McCabe & Mrs. Miller (1971)

(On Cable TV, February 2020) In retrospect, it makes sense that the western genre—for years the stereotypical Hollywood exemplar, would have been one of the most deconstructed genres by the 1970s. New Hollywood was eager to show how different it was from the old one, and in that context it’s not surprising to see Robert Altman squarely taking on the genre in McCabe & Mrs. Miller. Though technically a western, it’s almost at the opposite end of the usual Western iconography. It’s set deep in a forest in snowy cold northwestern American, with flawed characters unable to resist the corrupt business interests against them.

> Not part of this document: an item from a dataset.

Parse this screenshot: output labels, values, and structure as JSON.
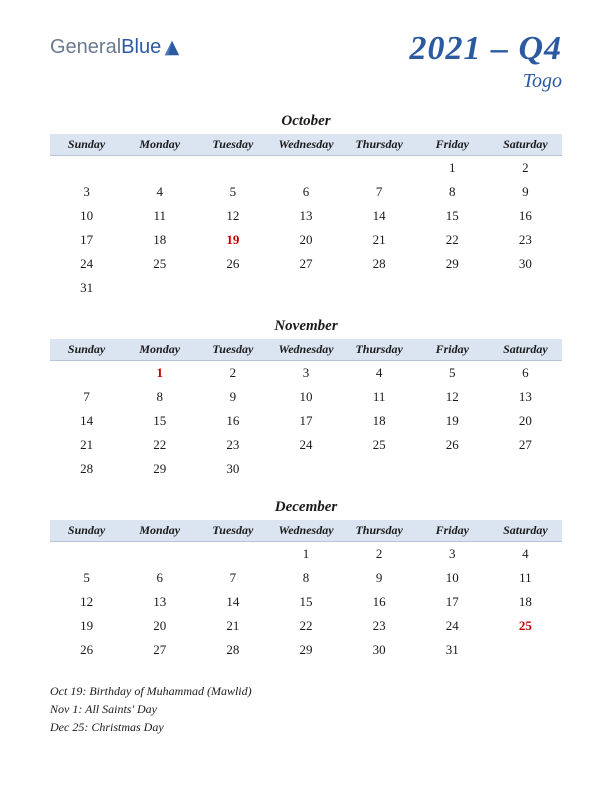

Visually, nearly every optical trick in the cinematographic art is used to give a distressed look to the film: Washed-out colour, rainbow highlights, hazy soft focus and so on. It’s all gritty and dirty and colour-muted like many 1970s films, which viewers are liable to love or hate. To be fair, the period recreation is a lavish representation of a western work camp—it’s just the way it’s captured that’s liable to make some viewers crazy. Warren Beatty is quite good as McCabe (it’s a kind of role he’d often play in his career, all the way to the tragic conclusion), while Julie Christie is also remarkable as the other half of the lead sort-of-couple. Even with nearly fifty years of subsequent Western deconstruction, there is still something in McCabe & Mrs. Miller that feels unique—perhaps because no one else since has dared to be so resolutely indifferent to audience expectations. The early 1970s were another time entirely in Hollywood history, for better or for worse.